The impact of fake clicks
For the average user, the impact of fake clicks isn’t that big a deal. People see a post has lots of likes and they might think it has more authority or a reason for being so popular, but it tends to be because of fake engagement.
One of the main problems of fake engagement has been the spreading of fake information, the ‘fake news’ issue. Platforms such as Facebook and Twitter have long been trying to tackle the problem of disinformation being spread on their platforms, which is often a result of inflated engagement and fake accounts.
Research suggests that around 40-50% of all web traffic is automated. Those that are most affected are advertisers, who often find that large chunks of their advertising budget is wasted on non-human ad spend.
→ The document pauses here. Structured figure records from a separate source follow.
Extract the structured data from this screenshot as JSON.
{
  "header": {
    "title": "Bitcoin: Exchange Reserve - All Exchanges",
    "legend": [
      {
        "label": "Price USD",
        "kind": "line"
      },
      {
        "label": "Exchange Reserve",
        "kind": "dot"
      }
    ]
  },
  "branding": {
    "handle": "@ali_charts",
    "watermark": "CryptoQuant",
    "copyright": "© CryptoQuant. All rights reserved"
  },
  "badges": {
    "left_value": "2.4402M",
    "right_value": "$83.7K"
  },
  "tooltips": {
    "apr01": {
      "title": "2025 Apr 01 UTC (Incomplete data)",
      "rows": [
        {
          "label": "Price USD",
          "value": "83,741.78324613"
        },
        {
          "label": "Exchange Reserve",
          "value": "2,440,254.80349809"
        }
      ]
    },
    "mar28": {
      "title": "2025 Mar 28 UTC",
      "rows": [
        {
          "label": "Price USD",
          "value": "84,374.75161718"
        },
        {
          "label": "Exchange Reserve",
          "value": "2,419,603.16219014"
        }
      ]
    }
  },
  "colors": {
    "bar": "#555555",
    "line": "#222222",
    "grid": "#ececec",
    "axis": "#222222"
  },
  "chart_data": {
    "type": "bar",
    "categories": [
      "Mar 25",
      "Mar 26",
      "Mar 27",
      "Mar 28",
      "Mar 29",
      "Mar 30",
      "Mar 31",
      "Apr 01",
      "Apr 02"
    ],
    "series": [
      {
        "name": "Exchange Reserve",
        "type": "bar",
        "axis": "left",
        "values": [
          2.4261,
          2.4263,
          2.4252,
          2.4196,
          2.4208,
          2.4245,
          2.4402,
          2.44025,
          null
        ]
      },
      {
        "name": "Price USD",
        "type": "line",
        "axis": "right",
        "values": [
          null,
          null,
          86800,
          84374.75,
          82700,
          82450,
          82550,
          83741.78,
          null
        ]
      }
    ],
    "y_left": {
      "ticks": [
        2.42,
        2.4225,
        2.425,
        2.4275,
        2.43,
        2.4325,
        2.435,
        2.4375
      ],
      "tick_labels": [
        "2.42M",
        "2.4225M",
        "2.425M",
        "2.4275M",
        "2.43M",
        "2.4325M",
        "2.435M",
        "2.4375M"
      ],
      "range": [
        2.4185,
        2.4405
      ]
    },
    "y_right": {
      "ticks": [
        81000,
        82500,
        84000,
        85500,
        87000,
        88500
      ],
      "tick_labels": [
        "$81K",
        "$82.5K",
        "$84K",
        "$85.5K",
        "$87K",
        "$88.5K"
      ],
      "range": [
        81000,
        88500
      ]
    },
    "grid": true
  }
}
The rise and rise of click fraud has become a $35 billion issue for the marketing industry. With so much money wasted on pay per click ads, or social media ads, advertisers have been turning to online methods to reduce their exposure to these bots.
What is being done about fake engagement?
At the moment, the problem of non-genuine engagement on social media or the internet as a whole is not being taken entirely seriously by the major platforms. Facebook and Google both claim to be tackling the issue, but the problem does still remain.
By removing engagement metrics such as likes on Instagram, Facebook is trying to devalue the ‘like’. However this hasn’t had the desired effect yet.
Google also rolled out a number of updates designed to change how things like cookies work, and their advertising processes. But as of late 2021, these processes are still a work in progress and have yet to have much of an impact.
Interestingly, there has also been some developments using blockchain technology to verify the ‘proof of view’ for videos and live streams. The best known of these is a project called Verasity, which is aiming to tokenise individual views and eliminate bots.
It remains to be seen if this will have the desired effect.
What can you do?
The best thing to do is to avoid buying clicks or engagement online. This traffic is, despite its price, effectively worthless.
Although it might serve to boost engagement or traffic, it fuels this fake economy and continues to cause problems for both society as a whole and the digital ecosystems.
If you are an advertiser on social media, using invalid traffic blocking software such as ClickCease or Cheq for PPC can hugely reduce the impact of fake clicks.